RESPONSABILITE CIVILE – Détournements par la chef comptable – Point de départ de la prescription contre le commissaire aux comptes – Prescription partielle – Défaut d’application des NEP – Perte de chance de mettre fin aux détournements dans les meilleurs délais – Incidences de la faute de la victime –Tribunal judiciaire de Paris (1ère Ch. civ., 3ème sect.) 19 mai 2025, n° RG 17/02008 - Note Ph. Merle
Il résulte de l’article L. 821-38 C. com., d'une part, que la prescription triennale de l'action en responsabilité exercée contre un commissaire aux comptes court à compter du fait dommageable, lequel ne peut résulter que de la certification des comptes à laquelle il a procédé et, d'autre part, que ce n'est que lorsque le commissaire aux comptes a eu la volonté de dissimuler des faits dont il a eu connaissance à l'occasion de la certification des comptes qu'elle court à compter de la révélation du fait dommageable.
En l’espèce, il n'est ni établi ni même allégué que le commissaire aux comptes ait lui-même participé aux détournements litigieux ou volontairement dissimulé leur commission dont il aurait eu connaissance au moment de la certification des comptes.
La non-application correcte de six normes (NEP 240, 315, 330, 505, 520, 500) est constitutive de fautes et de négligences du commissaire aux comptes.

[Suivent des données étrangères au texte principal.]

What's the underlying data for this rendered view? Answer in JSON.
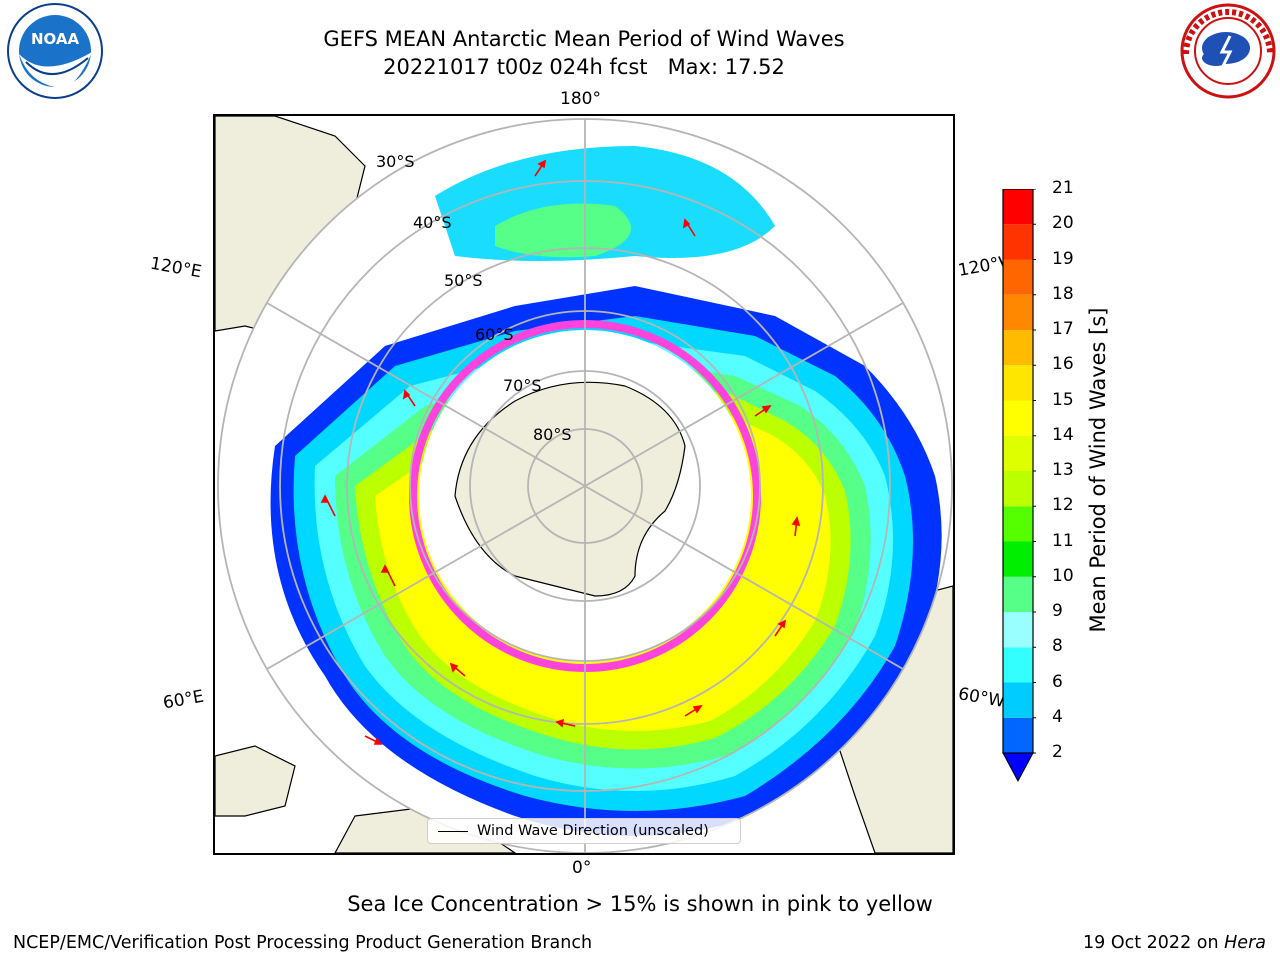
{
  "header": {
    "title_line1": "GEFS MEAN Antarctic Mean Period of Wind Waves",
    "title_line2": "20221017 t00z 024h fcst   Max: 17.52"
  },
  "logos": {
    "left": "noaa-logo",
    "left_text": "NOAA",
    "left_ring_text": "NATIONAL OCEANIC AND ATMOSPHERIC ADMINISTRATION · U.S. DEPARTMENT OF COMMERCE",
    "right": "national-weather-service-logo",
    "right_ring_text": "NATIONAL WEATHER SERVICE"
  },
  "map": {
    "projection": "south-polar-stereographic",
    "longitude_labels": {
      "top": "180°",
      "bottom": "0°",
      "left_upper": "120°E",
      "left_lower": "60°E",
      "right_upper": "120°W",
      "right_lower": "60°W"
    },
    "latitude_labels": [
      "30°S",
      "40°S",
      "50°S",
      "60°S",
      "70°S",
      "80°S"
    ],
    "legend_label": "Wind Wave Direction (unscaled)",
    "colors": {
      "land": "#efeddb",
      "gridline": "#b5b5b5",
      "arrow": "#ff0000",
      "sea_ice_edge": "#ff44dd"
    }
  },
  "colorbar": {
    "label": "Mean Period of Wind Waves [s]",
    "ticks": [
      "2",
      "4",
      "6",
      "8",
      "9",
      "10",
      "11",
      "12",
      "13",
      "14",
      "15",
      "16",
      "17",
      "18",
      "19",
      "20",
      "21"
    ],
    "under_color": "#0000ff",
    "colors": [
      "#0066ff",
      "#00ccff",
      "#33ffff",
      "#99ffff",
      "#55ff88",
      "#00ee00",
      "#55ff00",
      "#bbff00",
      "#ddff00",
      "#ffff00",
      "#ffe600",
      "#ffbb00",
      "#ff8800",
      "#ff6600",
      "#ff3300",
      "#ff0000"
    ]
  },
  "footer": {
    "ice_note": "Sea Ice Concentration > 15% is shown in pink to yellow",
    "producer": "NCEP/EMC/Verification Post Processing Product Generation Branch",
    "date": "19 Oct 2022 on ",
    "system": "Hera"
  }
}
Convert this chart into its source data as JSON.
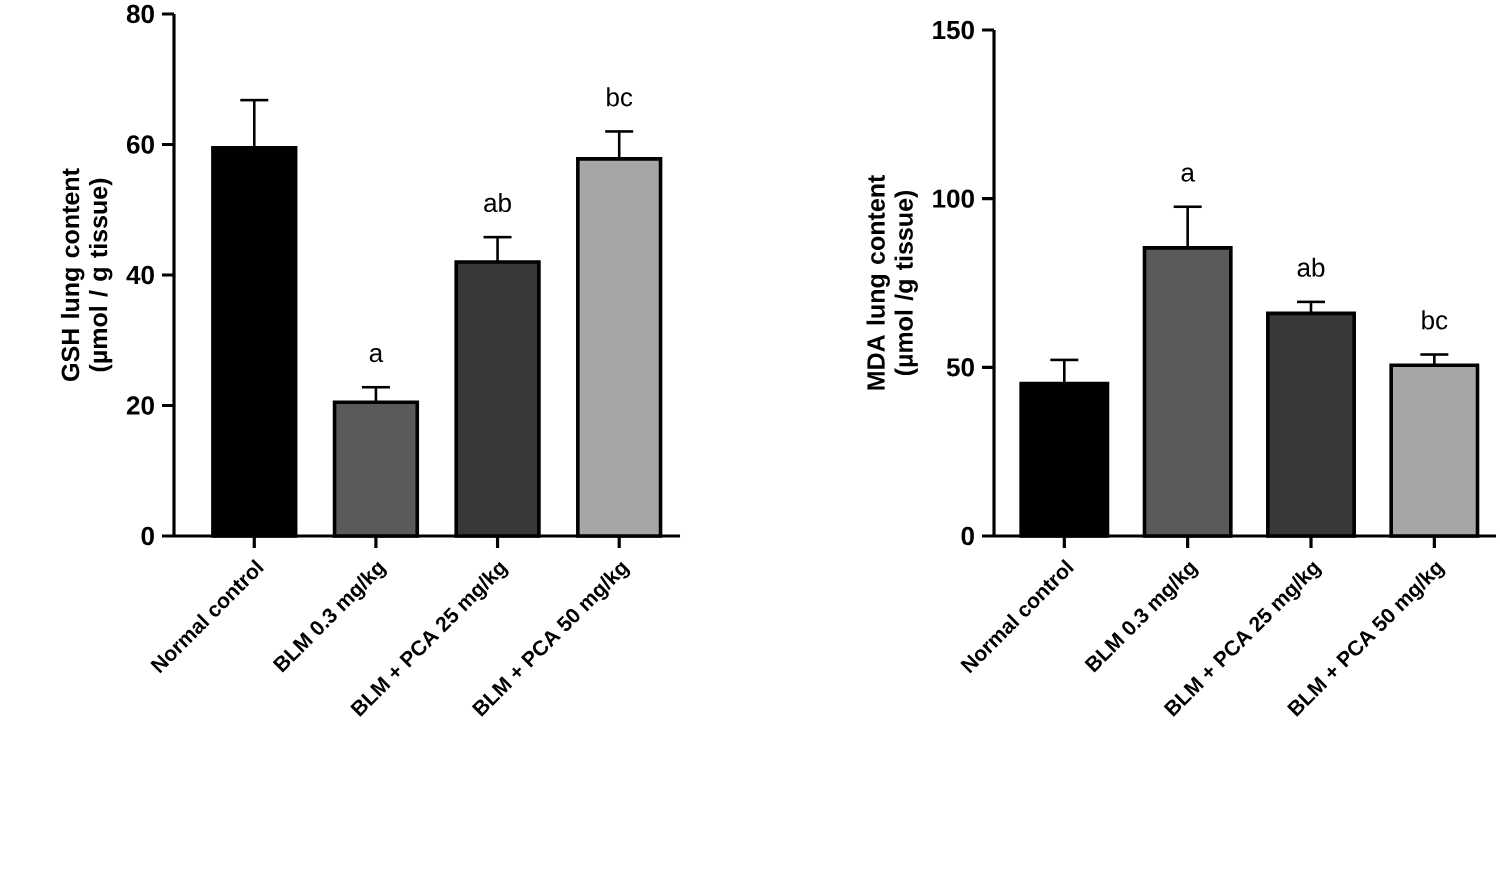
{
  "chart_data": [
    {
      "type": "bar",
      "ylabel": "GSH lung content (µmol / g tissue)",
      "categories": [
        "Normal control",
        "BLM 0.3 mg/kg",
        "BLM + PCA 25 mg/kg",
        "BLM + PCA 50 mg/kg"
      ],
      "values": [
        59.5,
        20.5,
        42,
        57.8
      ],
      "errors": [
        7.3,
        2.3,
        3.8,
        4.2
      ],
      "colors": [
        "#000000",
        "#5a5a5a",
        "#383838",
        "#a6a6a6"
      ],
      "ylim": [
        0,
        80
      ],
      "yticks": [
        0,
        20,
        40,
        60,
        80
      ],
      "annotations": [
        {
          "text": "a",
          "x": "BLM 0.3 mg/kg",
          "y": 22.8
        },
        {
          "text": "ab",
          "x": "BLM + PCA 25 mg/kg",
          "y": 45.8
        },
        {
          "text": "bc",
          "x": "BLM + PCA 50 mg/kg",
          "y": 62
        }
      ]
    },
    {
      "type": "bar",
      "ylabel": "MDA lung content (µmol /g tissue)",
      "categories": [
        "Normal control",
        "BLM 0.3 mg/kg",
        "BLM + PCA 25 mg/kg",
        "BLM + PCA 50 mg/kg"
      ],
      "values": [
        45.2,
        85.4,
        66,
        50.6
      ],
      "errors": [
        7,
        12.2,
        3.4,
        3.2
      ],
      "colors": [
        "#000000",
        "#5a5a5a",
        "#383838",
        "#a6a6a6"
      ],
      "ylim": [
        0,
        150
      ],
      "yticks": [
        0,
        50,
        100,
        150
      ],
      "annotations": [
        {
          "text": "a",
          "x": "BLM 0.3 mg/kg",
          "y": 97.6
        },
        {
          "text": "ab",
          "x": "BLM + PCA 25 mg/kg",
          "y": 69.4
        },
        {
          "text": "bc",
          "x": "BLM + PCA 50 mg/kg",
          "y": 53.8
        }
      ]
    }
  ]
}
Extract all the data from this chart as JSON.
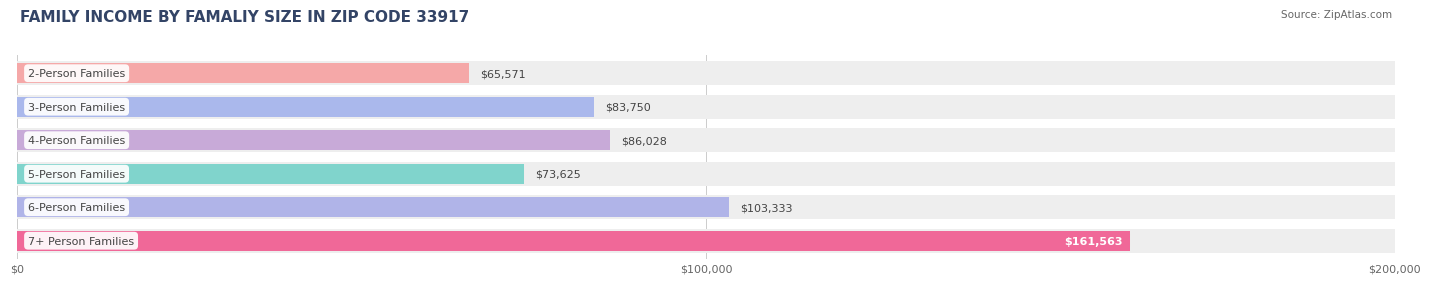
{
  "title": "FAMILY INCOME BY FAMALIY SIZE IN ZIP CODE 33917",
  "source": "Source: ZipAtlas.com",
  "categories": [
    "2-Person Families",
    "3-Person Families",
    "4-Person Families",
    "5-Person Families",
    "6-Person Families",
    "7+ Person Families"
  ],
  "values": [
    65571,
    83750,
    86028,
    73625,
    103333,
    161563
  ],
  "labels": [
    "$65,571",
    "$83,750",
    "$86,028",
    "$73,625",
    "$103,333",
    "$161,563"
  ],
  "bar_colors": [
    "#f5a8a8",
    "#aab8ec",
    "#c8aad8",
    "#80d4cc",
    "#b0b4e8",
    "#f06898"
  ],
  "bar_bg_color": "#eeeeee",
  "xlim": [
    0,
    200000
  ],
  "xticks": [
    0,
    100000,
    200000
  ],
  "xticklabels": [
    "$0",
    "$100,000",
    "$200,000"
  ],
  "title_fontsize": 11,
  "label_fontsize": 8,
  "tick_fontsize": 8,
  "source_fontsize": 7.5,
  "background_color": "#ffffff"
}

La circonstance que la direction de la société victime se soit révélée défaillante dans le cadre de la mise en œuvre du contrôle interne et que ces dysfonctionnements aient donné à la chef comptable les moyens de son action délinquante, n'est pas de nature à retirer au comportement du commissaire aux comptes son caractère fautif.
En ce qui concerne le préjudice des demandeurs, il ne ressort pas du dossier que les réserves auxquelles auraient dû conduire les diligences omises ou insuffisamment accomplies par le commissaire aux comptes eussent, à elles-seules, empêché la poursuite des détournements. Le préjudice subi a consisté dans la perte d'une chance de mettre fin auxdits détournements dans les meilleurs délais.
La faute de la victime, notamment la négligence des dirigeants de la société dans les procédures de contrôle interne, est de nature à réduire des deux tiers le droit à indemnisation des demandeurs.